I think a likely possibility is that when ATF was formed from a disparate group of foundries with different heights-to-paper and body-size standards (although height to paper got standardized earlier) the largest number of them using the same numbers became the standard. Standardization was a slow process but necessary if competitors expected to sell type — different body sizes could be tolerated but different heights-to-paper made printing with mixed type impossible. In most industrial cases the largest group with the same standards becomes the default standard.


To my knowledge, there is no definitive answer to the genesis of type-height. I expect the truth is somewhere close to “Because that’s how high the blacksmith made the mold cavity.” I expect the earliest type sizes were similarly developed by their matrix engravers.

Michael Hurley
Titivilus Press
Memphis, TN

would you believe that when Jonas Gutenberg began casting type in Germany, he wanted to cast everything one (1) inch. And so he used the kings decreed value for an inch. Which just so happened to be .918 of what we all today call an inch. by the way there’s an interesting printing meuseum in the city of Lancaster Pennsylvania
run by the .918 club check us out if ever in Lancaster.

Actually I wouldn’t believe that. Early printing types varied between printers, as they were forced to make their own molds and matrices, and cast their own types.

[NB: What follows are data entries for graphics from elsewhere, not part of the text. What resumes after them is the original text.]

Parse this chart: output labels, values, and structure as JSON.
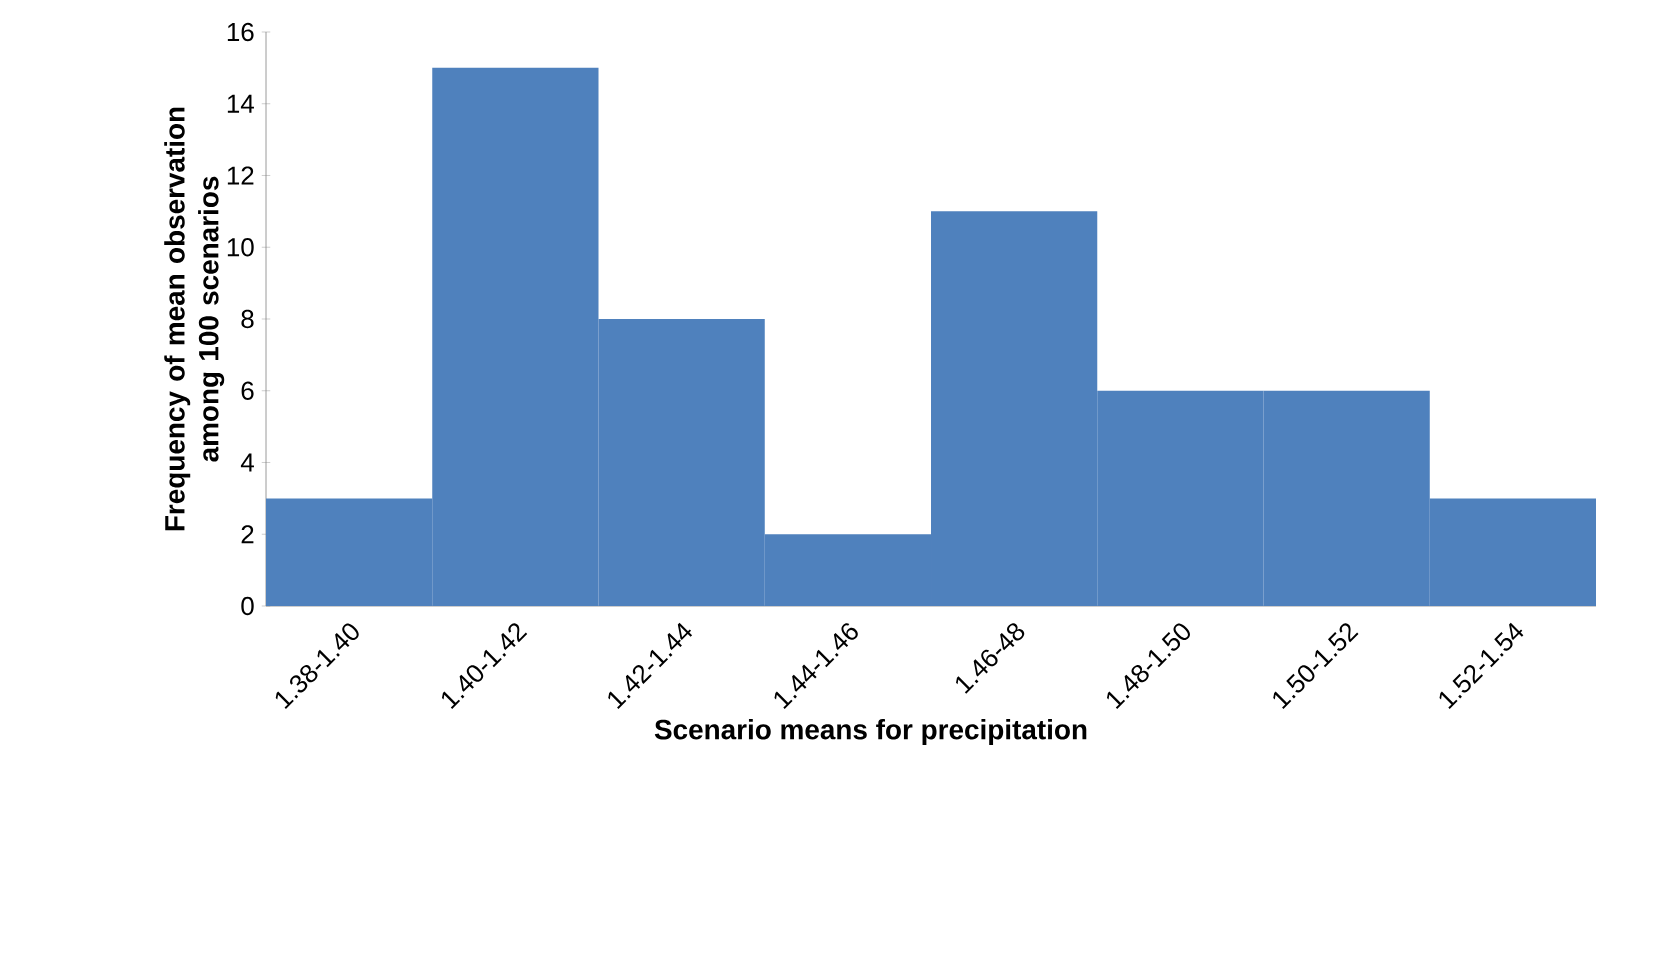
{
  "chart_data": {
    "type": "bar",
    "categories": [
      "1.38-1.40",
      "1.40-1.42",
      "1.42-1.44",
      "1.44-1.46",
      "1.46-48",
      "1.48-1.50",
      "1.50-1.52",
      "1.52-1.54"
    ],
    "values": [
      3,
      15,
      8,
      2,
      11,
      6,
      6,
      3
    ],
    "color": "#4f81bd",
    "ylim": [
      0,
      16
    ],
    "yticks": [
      0,
      2,
      4,
      6,
      8,
      10,
      12,
      14,
      16
    ],
    "xlabel": "Scenario means for precipitation",
    "ylabel": "Frequency of mean observation among 100 scenarios"
  }
}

In the American Dictionary of Printing and Bookmaking, 1894, on page 556 in the entry on type making there is a diagram of tracings of types that were recovered from the river-bed of the Saone in France with the accompanying text:

“Type varied in height at the beginning from three-quarters of an inch to an inch and a half. It had no nick and its face had a long shoulder below… It perfectly agrees with a thin letter found in a book printed in Germany which was smashed upon the top of a page and remained there imbedded. An impression from the form while this condition lasted is still preserved and gives witness as to the shape of letters four hundred [now five] years ago.”

Nothing has survived from Gutenberg, so no one knows what his type was like in either size or composition, and anything on the subject is mere conjecture. The first book published on the subject was written more than 150 years after the beginning of printing from moveable types, and in those ensuing years there was no attempt at standardization, nor was there for centuries after.

image: EarlyTypeHeights.JPG


image: TypeAccident.jpg.JPG


According to this http://sizes.com/tools/type.htm, 0.918 was adopted in the US in 1886 as some kind of metric rounding - see web link - on 11/12th of an inch (0.9166 inch), and was adopted in Britain in 1898.
0.918 = 23.333mm, and in 1898 an British silver shilling was 24mm, so similar enough perhaps to drop into a layman’s explanation over here (both being ‘just under the inch’ (inch = 25.4mm), but of course the US had used dollars for over a hundred years by the time of standardisation.